September brought me to my knees and forced me to pray.
What I’ve realized is that there exists a certain breed of pain that demands you do nothing but experience it raw — like there just comes a point where an experience simply cannot be buffered.
It’s cute of us to think it can be.
More distractions, more novelty, more anything to make you forget, until you realize this one is different and you can’t
Can’t run, can’t shield yourself, can’t entertain yourself, can’t distract yourself, can’t delude yourself.
So in the most harrowing moments, you commit yourself instead to staying put, suspended and present, feeling like you’re being boiled alive — and it’s right there that you encounter truth and tenderness.
We talk about the present moment like it’s this thing that will elevate us above the stories and thus our pain — but really it’s a portal into it.
My loneliness, despair, fear, anger, jealousy, pain — when I’ve just sat there and let it beat me to a pulp, what remains is tender and sweet. What I ultimately get is a good honest look at my heart.
I’ve put a lot of effort into remaining constantly busy and stimulated by something or someone or someplace so that my heart would never get to take the stage and be witnessed.
September was different.

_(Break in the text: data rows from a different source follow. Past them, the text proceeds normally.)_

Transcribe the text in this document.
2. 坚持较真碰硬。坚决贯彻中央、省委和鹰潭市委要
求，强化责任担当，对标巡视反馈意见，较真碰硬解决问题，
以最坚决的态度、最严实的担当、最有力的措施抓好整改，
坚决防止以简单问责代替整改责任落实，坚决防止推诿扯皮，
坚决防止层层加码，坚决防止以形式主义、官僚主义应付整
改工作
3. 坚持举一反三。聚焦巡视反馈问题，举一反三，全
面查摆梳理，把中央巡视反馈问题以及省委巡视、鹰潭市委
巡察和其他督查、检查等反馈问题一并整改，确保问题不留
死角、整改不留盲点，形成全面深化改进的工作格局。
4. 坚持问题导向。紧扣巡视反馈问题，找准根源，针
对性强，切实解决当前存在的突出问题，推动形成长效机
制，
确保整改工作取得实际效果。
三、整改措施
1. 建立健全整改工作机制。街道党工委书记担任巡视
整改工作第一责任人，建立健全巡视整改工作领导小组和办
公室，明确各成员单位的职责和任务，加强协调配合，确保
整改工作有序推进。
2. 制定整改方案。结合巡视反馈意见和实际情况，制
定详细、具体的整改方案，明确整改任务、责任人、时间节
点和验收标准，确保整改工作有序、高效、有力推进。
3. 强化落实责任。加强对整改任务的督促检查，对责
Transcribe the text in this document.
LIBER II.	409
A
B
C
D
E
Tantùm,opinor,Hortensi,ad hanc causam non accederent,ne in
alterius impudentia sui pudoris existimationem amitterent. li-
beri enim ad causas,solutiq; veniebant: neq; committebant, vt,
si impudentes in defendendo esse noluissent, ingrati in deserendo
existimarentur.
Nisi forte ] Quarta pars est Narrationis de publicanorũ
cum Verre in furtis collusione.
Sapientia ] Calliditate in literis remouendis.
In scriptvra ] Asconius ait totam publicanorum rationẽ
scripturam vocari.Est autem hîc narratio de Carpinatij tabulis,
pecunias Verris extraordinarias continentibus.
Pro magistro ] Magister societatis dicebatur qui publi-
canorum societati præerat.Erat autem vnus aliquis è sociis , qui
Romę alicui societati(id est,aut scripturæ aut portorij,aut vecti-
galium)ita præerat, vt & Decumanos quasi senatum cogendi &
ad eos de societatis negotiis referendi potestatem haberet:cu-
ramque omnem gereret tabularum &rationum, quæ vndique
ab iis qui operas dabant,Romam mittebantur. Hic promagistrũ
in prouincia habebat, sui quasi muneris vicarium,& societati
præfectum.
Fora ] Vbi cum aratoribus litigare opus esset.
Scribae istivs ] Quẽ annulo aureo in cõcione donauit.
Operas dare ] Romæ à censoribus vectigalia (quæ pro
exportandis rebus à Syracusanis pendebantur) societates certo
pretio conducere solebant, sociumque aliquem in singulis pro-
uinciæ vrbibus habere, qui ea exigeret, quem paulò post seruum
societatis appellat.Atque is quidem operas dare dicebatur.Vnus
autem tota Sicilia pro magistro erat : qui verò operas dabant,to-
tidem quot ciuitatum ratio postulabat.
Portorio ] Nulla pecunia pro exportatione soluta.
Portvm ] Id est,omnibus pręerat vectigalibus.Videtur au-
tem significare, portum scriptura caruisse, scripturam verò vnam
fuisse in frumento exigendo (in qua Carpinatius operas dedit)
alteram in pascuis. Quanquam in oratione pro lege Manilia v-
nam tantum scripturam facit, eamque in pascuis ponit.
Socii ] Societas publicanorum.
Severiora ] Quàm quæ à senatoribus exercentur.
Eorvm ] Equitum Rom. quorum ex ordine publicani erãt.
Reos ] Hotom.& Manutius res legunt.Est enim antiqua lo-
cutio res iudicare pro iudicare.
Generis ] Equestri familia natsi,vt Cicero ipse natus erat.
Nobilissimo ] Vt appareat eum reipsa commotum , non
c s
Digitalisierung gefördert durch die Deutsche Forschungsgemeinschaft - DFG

I did a whole lot of nothing but sitting with it — existing on what felt like the edge of my own destruction — and in doing so, learned to finally just witness my pain with compassion instead of trying to fix it.
Turns out, I can be with what’s happening and not dissociate — but it’s a matter of how honest and brave I really want to be.
There is truth in every ordinary moment. The deepest work you’ll ever do on yourself would probably not make for a good social media share. The work is at home on your living room couch, in relation to ourselves and the people who know us and love us enough to hold us accountable. The work is in your car on your lunch break, letting it wash over you.
But again, it’s a matter of how brave and honest you’re willing to be.